Let me answer those one by one.
a) 100% Pure Vegetarian - This is one of the many funny things you have in India. People say things like that sub-consciously, thats it. How many times havent we heard things like "Give it your 110%"? "100% Pure Veg" is similar to that. Might not be correct grammatically, but the idea behind it is that it is 'pure veg'. As in Lacto vegetarian.
My dad, for example, did not prefer eating in a restaurant which also served non-veg. Given the cleanliness (or rather the lack of it) in restaurants in India, I understand his point of view. However, I never had any such qualms, for example. As long as I did not eat meat consciously, I am/was fine. So, 2 people in the same family - and 2 different points of view.
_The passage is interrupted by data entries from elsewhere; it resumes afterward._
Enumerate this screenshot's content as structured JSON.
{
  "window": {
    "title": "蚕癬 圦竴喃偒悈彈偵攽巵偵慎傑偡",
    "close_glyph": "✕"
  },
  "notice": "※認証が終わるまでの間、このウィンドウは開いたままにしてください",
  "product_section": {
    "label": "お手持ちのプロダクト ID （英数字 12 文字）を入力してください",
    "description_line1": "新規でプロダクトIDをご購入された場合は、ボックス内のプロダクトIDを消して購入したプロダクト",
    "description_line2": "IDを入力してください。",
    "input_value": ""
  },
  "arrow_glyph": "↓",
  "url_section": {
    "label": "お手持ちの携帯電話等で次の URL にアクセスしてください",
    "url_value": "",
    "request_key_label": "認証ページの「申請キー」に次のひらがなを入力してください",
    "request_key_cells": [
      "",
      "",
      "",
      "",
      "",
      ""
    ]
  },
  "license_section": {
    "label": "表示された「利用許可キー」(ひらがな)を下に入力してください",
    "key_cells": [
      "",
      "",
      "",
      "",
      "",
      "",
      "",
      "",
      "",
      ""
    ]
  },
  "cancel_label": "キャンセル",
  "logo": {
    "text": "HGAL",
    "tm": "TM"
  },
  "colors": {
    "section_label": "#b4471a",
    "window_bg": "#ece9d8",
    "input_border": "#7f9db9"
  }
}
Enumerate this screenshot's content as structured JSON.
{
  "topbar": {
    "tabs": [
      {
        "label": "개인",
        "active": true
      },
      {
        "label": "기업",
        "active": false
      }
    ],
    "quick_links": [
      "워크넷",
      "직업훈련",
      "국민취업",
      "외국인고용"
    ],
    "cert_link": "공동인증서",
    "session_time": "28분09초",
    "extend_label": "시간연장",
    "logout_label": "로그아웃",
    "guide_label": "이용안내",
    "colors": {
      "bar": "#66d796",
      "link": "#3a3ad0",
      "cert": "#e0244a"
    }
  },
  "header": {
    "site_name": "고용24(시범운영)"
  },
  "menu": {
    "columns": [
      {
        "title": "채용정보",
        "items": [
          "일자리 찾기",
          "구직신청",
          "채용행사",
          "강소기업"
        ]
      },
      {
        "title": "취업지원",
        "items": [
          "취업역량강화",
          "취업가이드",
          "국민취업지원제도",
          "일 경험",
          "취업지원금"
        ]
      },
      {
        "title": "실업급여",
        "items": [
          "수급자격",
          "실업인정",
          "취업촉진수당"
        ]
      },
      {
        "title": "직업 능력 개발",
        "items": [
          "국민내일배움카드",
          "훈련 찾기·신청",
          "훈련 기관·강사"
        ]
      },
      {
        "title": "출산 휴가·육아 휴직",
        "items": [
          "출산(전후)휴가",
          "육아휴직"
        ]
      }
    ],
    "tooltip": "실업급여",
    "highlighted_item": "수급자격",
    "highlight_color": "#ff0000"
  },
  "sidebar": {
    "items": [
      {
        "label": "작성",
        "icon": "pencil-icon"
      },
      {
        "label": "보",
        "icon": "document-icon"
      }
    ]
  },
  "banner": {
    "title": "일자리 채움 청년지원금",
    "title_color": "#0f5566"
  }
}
b) Making fun of vegetarians - While the 1st part of your post was funny, I thought the 2nd part was slightly more offensive, atleast to me. The environment in which you were brought up defines what your food habits are. You happened to take birth in a house that eats meat. (Beef? Pork? No I guess). And I happen to take birth in a house where meat was not eaten. A lot of us are not very adventurous when it comes to food. So, I never tried meat. And I would like to keep it that way. Thats it. When you eat in India, you dont tell the restaurant waiter that you dont eat chicken, goat, lamb, sheep, beef, pork, fish, snake etc. Right? You just tell them that you want a "Veg Biriyani", thats it. And the waiter understands. However, restaurants in the US do not operate on the same page. If you order for a "Veg Burger" in McD and see what happens! That is why, you need to tell explicitly to the waiter that you dont eat meat including fish. What is wrong with that?
You might not understand what I am trying to say unless you go to some non-English speaking part of the world where the primary foods are beef and pork.
The world has enough insensitive people, please don't become one more.

Unknown said...

You should be open to all ideas and not have any opinions. If you do, you are not open minded enough and should not express an opinion that others find offensive. People who dictate that mantra become hypocritical by simple expression of it. This person is being insensitive to your opinions of the fact that some can be over bearing. Going into a restaurant and dressing down the waiter can be likened to stomping on a jelly cracker offered to you on the person's rug. Instead of just saying no thank you. Most likely the person is not a career waiter/waitress? If you want a person who's profession is such then you need to a high end eatery. If you go to McDonald's (who by the way was built on meat) and dress down the kid behind the counter; you are just being overbearing and obnoxious. People with no opions are sheep. People who try to supress others opionions are opressors of thought. Let's not forget the story of the old man, the donkey and the boy.